I remember everything clearly—the good and the bad. So please bear with me when I always go back to the time we first met, because I’d rather remember those days than the times when I never felt truly happy.

It was a cold day, and the world had stopped. For the past two years, everything had changed, and everyone was wondering how they would live and what would come next. It was all chaos, and then you came. Because the world had stopped, I met you, and you changed my life forever.

I remember feeling so excited, but trying not to make it obvious, waiting for your texts, waiting for you to send me something—a photo of random things or a selfie before you went to work.

I remember the first time I heard your songs and the first time we met. I was so plain and simple, wearing my crocs and a white shirt. I thought to myself, “It’s nothing serious, and he doesn’t want to be with me anyway, so I don’t care.” We went to get food, then coffee, and talked about stupid things. I was ready to be just a long-time friend, but I couldn’t help it.

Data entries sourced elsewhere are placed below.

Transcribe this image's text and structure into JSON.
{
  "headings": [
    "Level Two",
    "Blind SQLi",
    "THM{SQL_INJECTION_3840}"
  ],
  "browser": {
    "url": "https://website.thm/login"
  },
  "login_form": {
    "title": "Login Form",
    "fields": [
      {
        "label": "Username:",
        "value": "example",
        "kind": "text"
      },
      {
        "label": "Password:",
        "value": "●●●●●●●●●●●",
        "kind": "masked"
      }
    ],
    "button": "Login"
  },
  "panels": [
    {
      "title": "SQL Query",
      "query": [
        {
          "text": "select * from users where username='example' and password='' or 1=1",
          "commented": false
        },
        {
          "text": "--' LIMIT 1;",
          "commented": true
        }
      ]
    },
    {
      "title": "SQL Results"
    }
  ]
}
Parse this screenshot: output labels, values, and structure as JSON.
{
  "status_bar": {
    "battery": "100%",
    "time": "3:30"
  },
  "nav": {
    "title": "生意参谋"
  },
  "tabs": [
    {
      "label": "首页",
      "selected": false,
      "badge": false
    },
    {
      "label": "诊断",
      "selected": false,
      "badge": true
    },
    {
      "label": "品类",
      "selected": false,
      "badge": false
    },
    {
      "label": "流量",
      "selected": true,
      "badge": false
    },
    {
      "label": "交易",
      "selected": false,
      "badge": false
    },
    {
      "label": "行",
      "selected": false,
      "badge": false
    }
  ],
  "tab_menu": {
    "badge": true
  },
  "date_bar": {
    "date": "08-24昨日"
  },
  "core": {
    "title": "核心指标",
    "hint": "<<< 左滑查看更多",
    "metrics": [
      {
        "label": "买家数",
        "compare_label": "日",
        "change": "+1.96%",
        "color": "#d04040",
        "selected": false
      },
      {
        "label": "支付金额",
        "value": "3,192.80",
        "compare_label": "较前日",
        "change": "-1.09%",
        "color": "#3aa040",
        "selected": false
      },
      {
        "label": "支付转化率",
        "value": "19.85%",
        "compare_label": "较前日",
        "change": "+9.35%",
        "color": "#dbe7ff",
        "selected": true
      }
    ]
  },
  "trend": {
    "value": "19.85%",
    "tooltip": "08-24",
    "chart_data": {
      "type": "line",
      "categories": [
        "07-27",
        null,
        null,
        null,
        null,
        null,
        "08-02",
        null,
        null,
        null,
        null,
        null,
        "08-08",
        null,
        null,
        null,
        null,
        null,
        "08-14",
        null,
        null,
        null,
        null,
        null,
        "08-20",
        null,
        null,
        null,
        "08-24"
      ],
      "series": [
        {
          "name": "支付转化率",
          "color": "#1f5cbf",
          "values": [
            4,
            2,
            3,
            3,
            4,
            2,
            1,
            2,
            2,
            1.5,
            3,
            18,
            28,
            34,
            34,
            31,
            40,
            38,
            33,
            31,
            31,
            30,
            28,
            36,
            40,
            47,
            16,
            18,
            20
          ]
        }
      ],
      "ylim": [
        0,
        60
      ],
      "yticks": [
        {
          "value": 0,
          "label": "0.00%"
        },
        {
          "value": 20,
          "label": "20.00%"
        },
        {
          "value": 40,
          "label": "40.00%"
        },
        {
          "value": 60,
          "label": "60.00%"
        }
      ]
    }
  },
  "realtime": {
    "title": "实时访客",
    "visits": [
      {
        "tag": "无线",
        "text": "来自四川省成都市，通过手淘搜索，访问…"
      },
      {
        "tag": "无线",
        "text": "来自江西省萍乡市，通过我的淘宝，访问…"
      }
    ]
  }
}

I remember trying to fight it because I knew you deserved so much more, but that just caused us so much confusion. I was really confused. On our second date, I was ready to be open and pour my heart out until I saw a name on your car. I thought to myself, “I was so stupid to believe that you liked me too.” I was so frustrated, and I couldn’t be angry at you, so I was more angry at myself. What was I even thinking, going on a second date with a guy who would never be mine?

Then we tried to end it, and all of a sudden, I felt empty. I really liked the pain, so I took one last shot and said I was sorry for feeling that way. I’m sorry that I got scared because I felt like you were playing me. And then it happened. I wish you hadn’t replied.

It was a cold January morning. I was working late, and you had just gotten off work. We decided to see each other outside our village, at the gates. It felt like I was a prisoner finally being released. And then you were there, and when your lips touched mine, I didn’t even know where I was. I was drugged, and up until this day, I am addicted to it.

I don’t know what’s wrong with me because the more you hurt me, the more I love you.

You’re like my alcohol. I know you’re bad for me, but I can’t seem to stop myself. It tastes so good. It feels like it’s so good for me.

You make me feel something. I remember everything. I remember everything oh so clearly.